No final de uma intervenção que gerou agitação na bancada do PS, o liberal despediu-se de Costa dizendo-lhe "'Hasta la vista', adeus". Aludindo a Vítor Escária e Lacerda Machado, recomendou ao governante que, no futuro, "escolha melhor as companhias".
Rui Rocha também atacou Pedro Nuno Santos, que "já diz que não é esquerdista" porque "há eleições". Dito isto, atirou: "Vai chegar uma segunda-feira em que a 'troika' Raimundo, Mortágua e Pedro Nuno Santos não terá poder para impedir o país de crescer", por ter deixado de mandar "na saúde, no bolso e na casa dos portugueses".
PS roubou discurso à Direita e deixou PSD "às aranhas", dizem PCP e BE
À Esquerda, Paula Santos, do PCP, considerou "inusitado" que o OE seja votado numa altura em que o Governo está a prazo, considerando revelador que a Direita tenha aceite esse cenário. Também deixou críticas ao Governo: "Dizem que os indicadores económicos são bons, mas isso não tem tradução na vida das pessoas. Evocam as contas certas, mas isso não coloca comida na mesa, não garante a consulta, não assegura o professor nem impede o despejo".
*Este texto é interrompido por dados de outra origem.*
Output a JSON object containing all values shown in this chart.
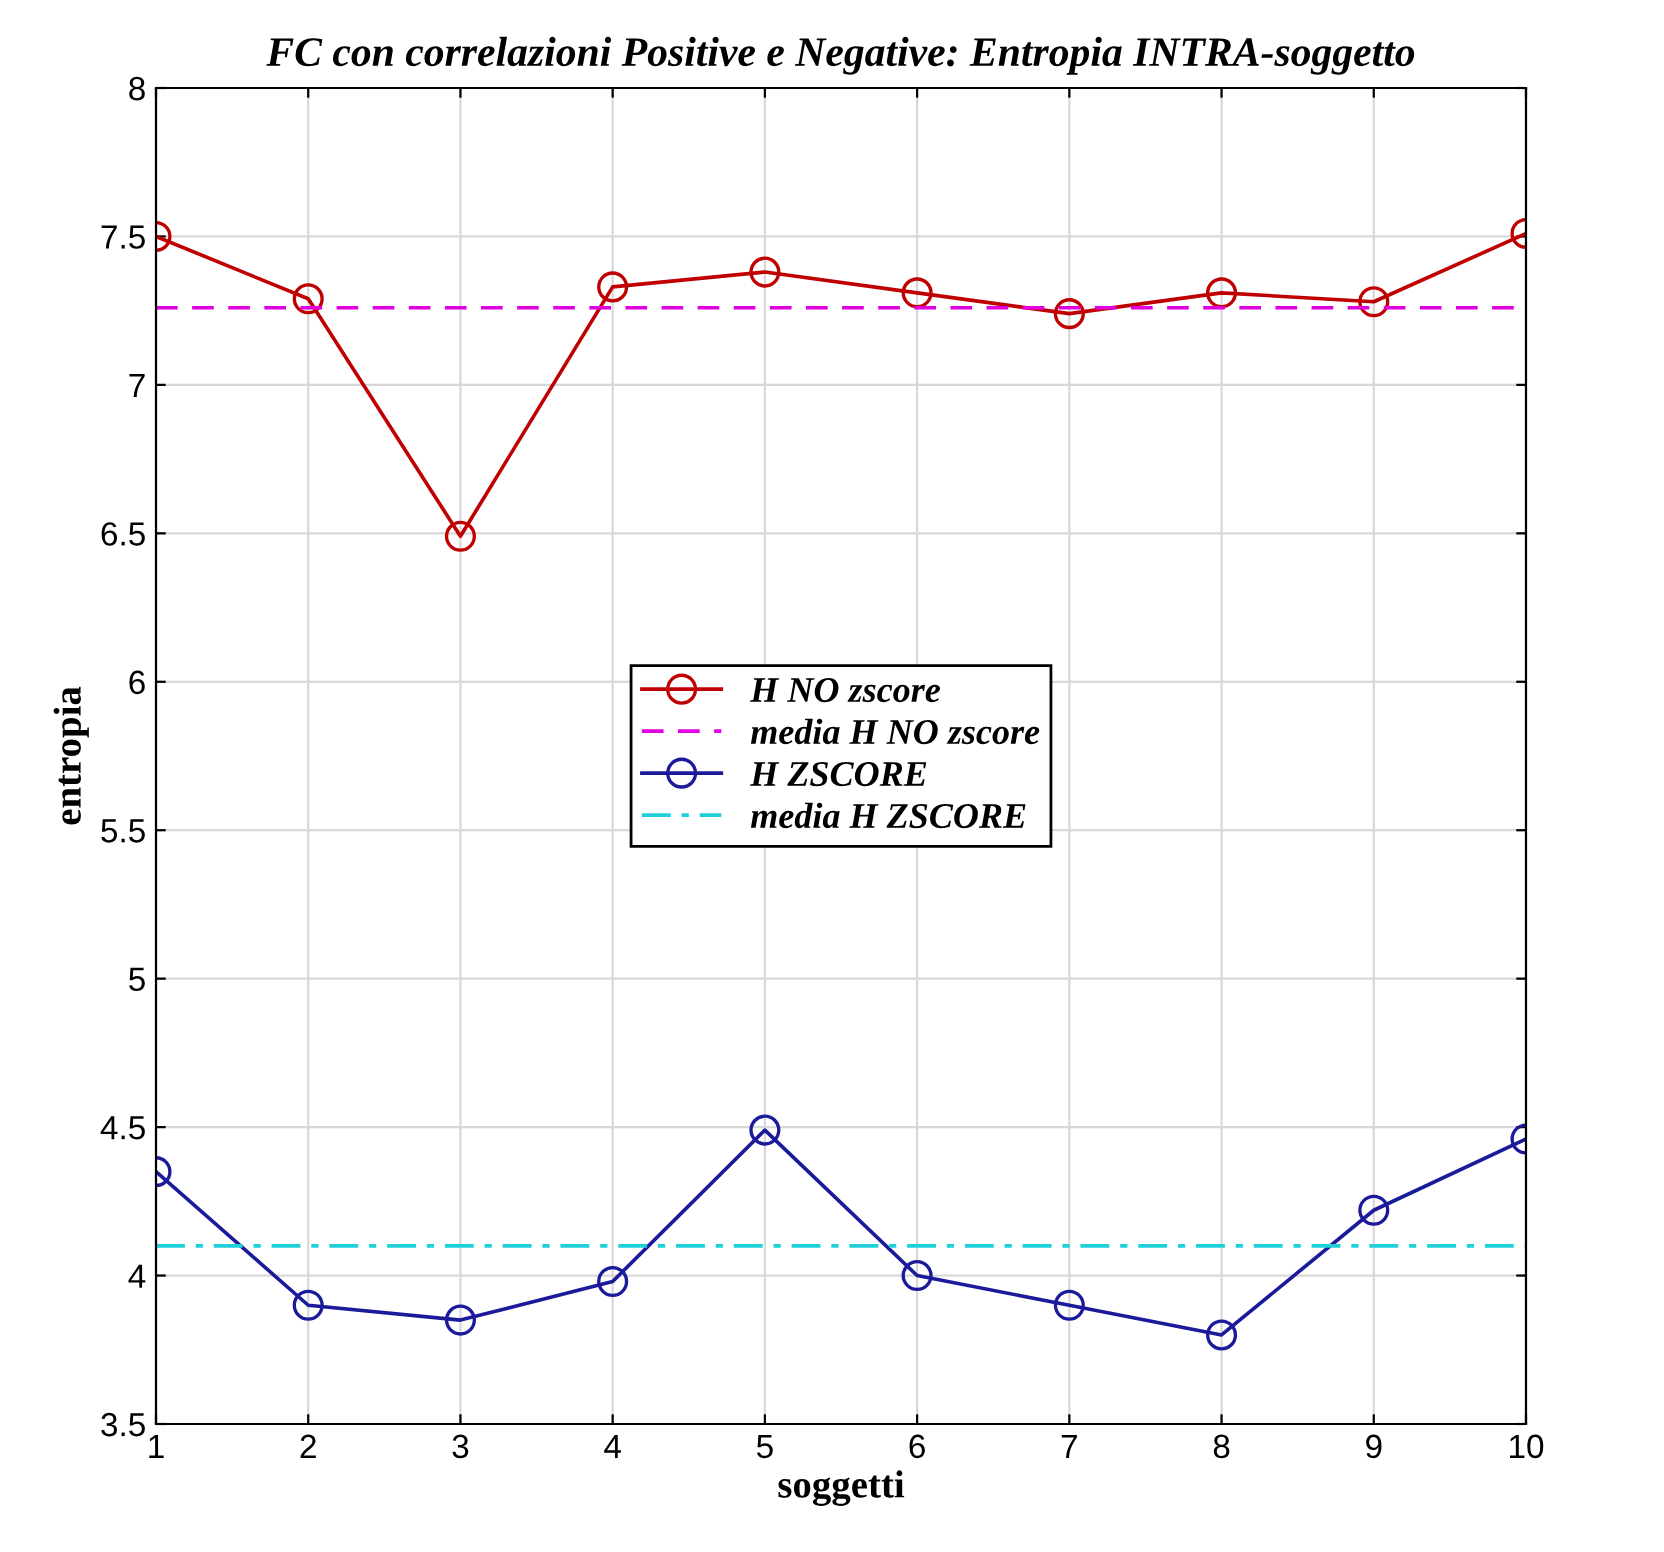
{
  "chart_data": {
    "type": "line",
    "title": "FC con correlazioni Positive e Negative: Entropia INTRA-soggetto",
    "xlabel": "soggetti",
    "ylabel": "entropia",
    "x": [
      1,
      2,
      3,
      4,
      5,
      6,
      7,
      8,
      9,
      10
    ],
    "series": [
      {
        "name": "H NO zscore",
        "color": "#c00000",
        "marker": "circle",
        "line_style": "solid",
        "values": [
          7.5,
          7.29,
          6.49,
          7.33,
          7.38,
          7.31,
          7.24,
          7.31,
          7.28,
          7.51
        ]
      },
      {
        "name": "media H NO zscore",
        "color": "#e000e0",
        "marker": "none",
        "line_style": "dashed",
        "values": [
          7.26,
          7.26,
          7.26,
          7.26,
          7.26,
          7.26,
          7.26,
          7.26,
          7.26,
          7.26
        ]
      },
      {
        "name": "H ZSCORE",
        "color": "#1a1a9a",
        "marker": "circle",
        "line_style": "solid",
        "values": [
          4.35,
          3.9,
          3.85,
          3.98,
          4.49,
          4.0,
          3.9,
          3.8,
          4.22,
          4.46
        ]
      },
      {
        "name": "media H ZSCORE",
        "color": "#20d0d8",
        "marker": "none",
        "line_style": "dashdot",
        "values": [
          4.1,
          4.1,
          4.1,
          4.1,
          4.1,
          4.1,
          4.1,
          4.1,
          4.1,
          4.1
        ]
      }
    ],
    "xlim": [
      1,
      10
    ],
    "xticks": [
      1,
      2,
      3,
      4,
      5,
      6,
      7,
      8,
      9,
      10
    ],
    "ylim": [
      3.5,
      8
    ],
    "yticks": [
      3.5,
      4,
      4.5,
      5,
      5.5,
      6,
      6.5,
      7,
      7.5,
      8
    ],
    "grid": true,
    "legend": "center"
  }
}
A comunista sustentou que o PS fez, no OE, "aquilo que o PSD gostava de fazer", deixando os sociais-democratas "às aranhas". Realçando as virtudes da geringonça, acusou a IL de apenas servir para defender lucros e o Chega de ter deixado cair "a máscara", por não se ter oposto à subida das rendas "para valores incomportáveis".
Mariana Mortágua, do BE, sublinhou que, embora o PS tenha tido "todas as condições para governar", aplicou uma política "arrogante" e "de remendos mal amanhados". No entender da bloquista, os socialistas deixam um país "a arder" na habitação e nos serviços públicos, por terem como única prioridade garantir um excedente orçamental.
Tal como o PCP, também Mortágua atirou à Direita, considerando que esta "não sabe o que dizer ao país e, por isso, finge que o problema são os impostos". No seu entender, essa visão é errada: "Mesmo que um salário de mil euros não pagasse um cêntimo de imposto, continuava a não suportar uma renda de 700 euros", frisou.
PAN e Livre, os partidos que se abstiveram na votação, enumeraram algumas "vitórias" que os levaram a não votar contra. O PAN disse querer assumir-se como "referencial de estabilidade" e "tampão aos retrocessos" (numa referência à extrema-direita), o Livre salientou a importância da aprovação da sua proposta para criação de um Fundo de Emergência na Habitação, para impedir o surgimento de "cidades de tendas" - ou seja, o aumento de sem-abrigo.